The English is a reckoning with the destruction, dispossession, and displacement of the Native peoples. In the series, one Wyoming town – one of those half-finished towns you see in most Westerns – is quite literally built on dead Native Americans.

The 1890 setting is also significant for being the year of the Wounded Knee Massacre. At Wounded Knee Creek, South Dakota, on December 29, 1890, members of the 7th Cavalry Regiment killed 300 men, women, and children from the Lakota people.
...
It was also ultimately a massacre of a religious movement, the Ghost Dance, which had swept through the Native peoples. The Ghost Dance was a circular, ceremonial dance that arose in response to the Natives’ treatment at the hands of whites – a spiritual call to return dead Indians, oust the white man, and restore their lands. White Americans were alarmed – some said the Ghost Dance was a prelude to attack. The “Ghost Dancers” are referenced in The English. “Dancing Indians? That’s something to be afraid of?” says Emily Blunt’s Cornelia. “It is when they stop,” responds Ciarán Hinds’ oddball baddie.
...
Native people are forced to the edges of the white man’s world: hunted down or beaten for wandering into the wrong territory; or forced into servitude. “You wanna survive in a white man’s world, you have to become one,” says one character. “Simple as that.”

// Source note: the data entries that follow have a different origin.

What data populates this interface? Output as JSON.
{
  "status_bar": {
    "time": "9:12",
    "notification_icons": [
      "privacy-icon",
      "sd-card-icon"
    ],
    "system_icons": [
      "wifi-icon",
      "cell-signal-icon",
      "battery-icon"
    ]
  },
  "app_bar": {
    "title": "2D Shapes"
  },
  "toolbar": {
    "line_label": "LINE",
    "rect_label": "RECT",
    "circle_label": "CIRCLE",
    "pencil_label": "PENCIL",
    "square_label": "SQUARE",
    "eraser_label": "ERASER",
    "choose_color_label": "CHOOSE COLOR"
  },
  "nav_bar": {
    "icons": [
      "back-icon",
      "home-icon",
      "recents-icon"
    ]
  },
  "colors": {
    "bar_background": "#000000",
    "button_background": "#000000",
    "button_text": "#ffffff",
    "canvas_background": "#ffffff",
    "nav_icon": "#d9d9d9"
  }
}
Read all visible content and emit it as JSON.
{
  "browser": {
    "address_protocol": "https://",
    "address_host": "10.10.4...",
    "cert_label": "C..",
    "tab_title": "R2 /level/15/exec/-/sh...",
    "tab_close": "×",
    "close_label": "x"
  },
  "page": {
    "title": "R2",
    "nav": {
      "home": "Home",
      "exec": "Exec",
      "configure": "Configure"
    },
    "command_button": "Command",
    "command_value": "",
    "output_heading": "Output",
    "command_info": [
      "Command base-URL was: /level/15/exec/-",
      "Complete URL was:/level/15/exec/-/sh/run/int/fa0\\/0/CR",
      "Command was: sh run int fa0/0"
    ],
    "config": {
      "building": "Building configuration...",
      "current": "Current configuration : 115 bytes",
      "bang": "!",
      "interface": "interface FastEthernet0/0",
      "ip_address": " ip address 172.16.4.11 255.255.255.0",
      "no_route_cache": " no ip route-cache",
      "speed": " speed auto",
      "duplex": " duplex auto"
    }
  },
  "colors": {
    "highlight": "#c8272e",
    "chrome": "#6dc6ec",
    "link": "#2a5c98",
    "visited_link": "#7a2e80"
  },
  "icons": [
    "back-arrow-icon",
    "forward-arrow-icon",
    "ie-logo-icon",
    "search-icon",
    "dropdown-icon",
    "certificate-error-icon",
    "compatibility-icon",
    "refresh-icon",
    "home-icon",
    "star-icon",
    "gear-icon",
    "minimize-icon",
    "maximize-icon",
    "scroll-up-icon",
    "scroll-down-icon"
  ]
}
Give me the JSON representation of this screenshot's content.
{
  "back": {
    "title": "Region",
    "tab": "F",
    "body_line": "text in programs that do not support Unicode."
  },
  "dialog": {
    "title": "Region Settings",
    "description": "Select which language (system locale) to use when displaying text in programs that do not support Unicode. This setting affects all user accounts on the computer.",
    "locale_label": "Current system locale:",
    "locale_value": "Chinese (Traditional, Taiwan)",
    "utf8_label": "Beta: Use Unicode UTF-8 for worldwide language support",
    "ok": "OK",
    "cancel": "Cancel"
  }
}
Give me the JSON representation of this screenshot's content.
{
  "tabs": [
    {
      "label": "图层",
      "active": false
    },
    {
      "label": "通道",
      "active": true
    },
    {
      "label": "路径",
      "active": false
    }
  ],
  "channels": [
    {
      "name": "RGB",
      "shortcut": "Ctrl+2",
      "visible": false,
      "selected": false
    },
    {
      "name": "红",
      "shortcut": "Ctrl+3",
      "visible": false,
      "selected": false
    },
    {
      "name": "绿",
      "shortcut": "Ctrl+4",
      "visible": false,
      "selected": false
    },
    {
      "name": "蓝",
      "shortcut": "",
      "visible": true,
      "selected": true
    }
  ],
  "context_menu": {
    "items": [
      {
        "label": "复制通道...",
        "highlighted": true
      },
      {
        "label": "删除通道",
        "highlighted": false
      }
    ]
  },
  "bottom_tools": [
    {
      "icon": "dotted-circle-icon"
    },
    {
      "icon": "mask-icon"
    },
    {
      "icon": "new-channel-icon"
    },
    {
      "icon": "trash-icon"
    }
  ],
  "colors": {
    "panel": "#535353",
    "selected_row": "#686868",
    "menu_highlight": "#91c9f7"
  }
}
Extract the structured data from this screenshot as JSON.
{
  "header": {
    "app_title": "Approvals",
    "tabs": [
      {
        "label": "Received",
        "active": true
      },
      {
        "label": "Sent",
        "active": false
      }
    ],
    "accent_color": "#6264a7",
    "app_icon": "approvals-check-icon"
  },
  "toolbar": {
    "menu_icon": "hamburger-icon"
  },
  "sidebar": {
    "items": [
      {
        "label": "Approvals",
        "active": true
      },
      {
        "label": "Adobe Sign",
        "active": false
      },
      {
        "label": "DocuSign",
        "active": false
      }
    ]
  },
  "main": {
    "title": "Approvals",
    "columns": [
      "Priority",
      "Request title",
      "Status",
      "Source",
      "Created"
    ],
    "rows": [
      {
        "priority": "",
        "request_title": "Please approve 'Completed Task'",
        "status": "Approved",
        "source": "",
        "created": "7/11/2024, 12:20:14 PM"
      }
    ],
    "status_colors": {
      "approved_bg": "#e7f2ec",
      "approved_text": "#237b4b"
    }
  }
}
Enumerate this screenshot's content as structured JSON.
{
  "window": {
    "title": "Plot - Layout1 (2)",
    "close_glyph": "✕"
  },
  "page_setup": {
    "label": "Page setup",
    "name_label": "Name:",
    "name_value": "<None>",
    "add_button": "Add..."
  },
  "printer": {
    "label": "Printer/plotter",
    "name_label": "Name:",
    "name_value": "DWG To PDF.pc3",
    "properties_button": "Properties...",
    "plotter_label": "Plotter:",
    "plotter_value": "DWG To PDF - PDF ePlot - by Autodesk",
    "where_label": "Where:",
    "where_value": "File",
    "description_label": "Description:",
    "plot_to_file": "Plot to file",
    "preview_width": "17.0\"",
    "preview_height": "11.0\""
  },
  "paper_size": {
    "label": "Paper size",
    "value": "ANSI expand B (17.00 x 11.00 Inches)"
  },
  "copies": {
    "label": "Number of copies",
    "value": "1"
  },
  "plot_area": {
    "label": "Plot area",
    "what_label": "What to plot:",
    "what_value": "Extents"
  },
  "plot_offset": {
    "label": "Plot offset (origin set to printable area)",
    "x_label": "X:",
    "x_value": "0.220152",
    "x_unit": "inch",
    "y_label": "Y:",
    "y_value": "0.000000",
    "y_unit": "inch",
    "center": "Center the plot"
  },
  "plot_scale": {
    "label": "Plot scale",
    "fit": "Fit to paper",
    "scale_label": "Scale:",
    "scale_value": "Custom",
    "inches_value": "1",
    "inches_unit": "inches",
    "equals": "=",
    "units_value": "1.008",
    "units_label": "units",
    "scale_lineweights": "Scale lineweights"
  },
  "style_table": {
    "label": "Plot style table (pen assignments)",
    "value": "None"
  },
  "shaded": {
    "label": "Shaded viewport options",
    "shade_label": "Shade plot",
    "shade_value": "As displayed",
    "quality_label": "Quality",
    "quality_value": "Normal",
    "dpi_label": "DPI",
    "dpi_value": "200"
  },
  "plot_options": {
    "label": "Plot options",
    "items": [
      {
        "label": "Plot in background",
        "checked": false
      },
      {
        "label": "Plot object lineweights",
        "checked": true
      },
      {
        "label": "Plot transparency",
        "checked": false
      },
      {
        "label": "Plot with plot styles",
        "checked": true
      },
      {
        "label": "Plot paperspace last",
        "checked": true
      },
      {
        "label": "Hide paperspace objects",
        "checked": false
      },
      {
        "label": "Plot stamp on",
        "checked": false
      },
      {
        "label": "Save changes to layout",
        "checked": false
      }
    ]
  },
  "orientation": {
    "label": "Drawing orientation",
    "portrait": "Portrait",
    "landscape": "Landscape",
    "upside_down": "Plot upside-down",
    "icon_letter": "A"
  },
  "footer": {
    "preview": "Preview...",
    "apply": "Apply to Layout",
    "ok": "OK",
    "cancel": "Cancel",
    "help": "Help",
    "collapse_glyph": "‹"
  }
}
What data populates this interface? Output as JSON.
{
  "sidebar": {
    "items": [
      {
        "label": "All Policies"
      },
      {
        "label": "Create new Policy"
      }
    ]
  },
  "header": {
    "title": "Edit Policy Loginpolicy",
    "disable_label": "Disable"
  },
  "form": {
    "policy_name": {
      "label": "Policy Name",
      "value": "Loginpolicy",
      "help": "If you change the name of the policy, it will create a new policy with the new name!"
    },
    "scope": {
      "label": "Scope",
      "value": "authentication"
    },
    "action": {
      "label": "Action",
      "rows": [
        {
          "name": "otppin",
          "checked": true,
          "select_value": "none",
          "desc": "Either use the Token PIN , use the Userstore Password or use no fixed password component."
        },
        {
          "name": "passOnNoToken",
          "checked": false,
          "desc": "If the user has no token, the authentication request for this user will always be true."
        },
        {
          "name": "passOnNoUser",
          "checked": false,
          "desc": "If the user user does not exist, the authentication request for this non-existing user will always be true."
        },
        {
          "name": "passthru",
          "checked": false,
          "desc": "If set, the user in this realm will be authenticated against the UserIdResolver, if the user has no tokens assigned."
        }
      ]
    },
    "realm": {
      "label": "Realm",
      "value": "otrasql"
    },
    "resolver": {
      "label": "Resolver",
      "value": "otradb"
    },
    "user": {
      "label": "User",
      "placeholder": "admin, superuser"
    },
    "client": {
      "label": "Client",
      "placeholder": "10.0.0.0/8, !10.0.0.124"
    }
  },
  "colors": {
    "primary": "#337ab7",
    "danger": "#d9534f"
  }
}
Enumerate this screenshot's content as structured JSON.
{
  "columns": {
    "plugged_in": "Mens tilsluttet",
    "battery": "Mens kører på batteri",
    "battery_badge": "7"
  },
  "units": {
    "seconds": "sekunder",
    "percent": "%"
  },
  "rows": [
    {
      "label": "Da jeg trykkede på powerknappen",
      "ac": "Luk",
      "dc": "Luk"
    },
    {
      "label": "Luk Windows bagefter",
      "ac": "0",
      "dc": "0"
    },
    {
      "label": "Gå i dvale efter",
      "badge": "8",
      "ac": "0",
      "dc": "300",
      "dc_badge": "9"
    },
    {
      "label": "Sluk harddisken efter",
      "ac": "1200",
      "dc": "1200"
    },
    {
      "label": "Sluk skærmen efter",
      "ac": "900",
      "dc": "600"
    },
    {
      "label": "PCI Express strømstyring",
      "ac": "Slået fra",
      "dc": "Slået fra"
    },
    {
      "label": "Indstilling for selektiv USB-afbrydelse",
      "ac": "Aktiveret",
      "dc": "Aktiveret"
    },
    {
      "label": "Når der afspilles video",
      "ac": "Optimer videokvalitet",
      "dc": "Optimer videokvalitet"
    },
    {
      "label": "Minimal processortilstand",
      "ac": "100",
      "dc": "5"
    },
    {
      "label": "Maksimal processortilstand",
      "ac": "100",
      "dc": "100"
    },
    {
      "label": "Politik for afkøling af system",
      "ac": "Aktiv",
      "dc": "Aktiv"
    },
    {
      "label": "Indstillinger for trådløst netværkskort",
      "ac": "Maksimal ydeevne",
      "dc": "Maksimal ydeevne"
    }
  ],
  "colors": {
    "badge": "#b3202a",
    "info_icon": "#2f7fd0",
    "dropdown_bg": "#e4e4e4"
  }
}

“The army’s stated goal by the late 19th Century is to get Native people on reservations – to clear land for white Americans for the range cattle industry,” says Graybill. “Ultimately, this job was left more to missionaries than the federal government, to ‘missionize’ and ‘civilise’ Native peoples – to force them to assimilate. That’s the real goal.”
...
the influx of white Americans looking to displace Native peoples from their land, also opening up territory for ranching and mining, does cause a lot of violence between US Federal troops and Native peoples. The high watermark of that is the Sand Creek Massacre in 1864 [in which 230 from Cheyenne and Arapaho peoples were slaughtered]. There were spasms of extraordinary violence against Native peoples up until 1890.
...
Violence between Frontier Americans has been mythologised in sheriff vs outlaw quick-fire shootouts.
...
Graybill references the historian Robert R Dykstra. “He spent a lot of time convincingly debunking the idea that these towns were just infused with violence,” says Graybill. “Maybe because of the relatively thin populations, these murder rates per capita seemed high. But in terms of gross overall numbers, really not so much.”

The real violence, says Graybill, was between federal troops or settlers and Native peoples.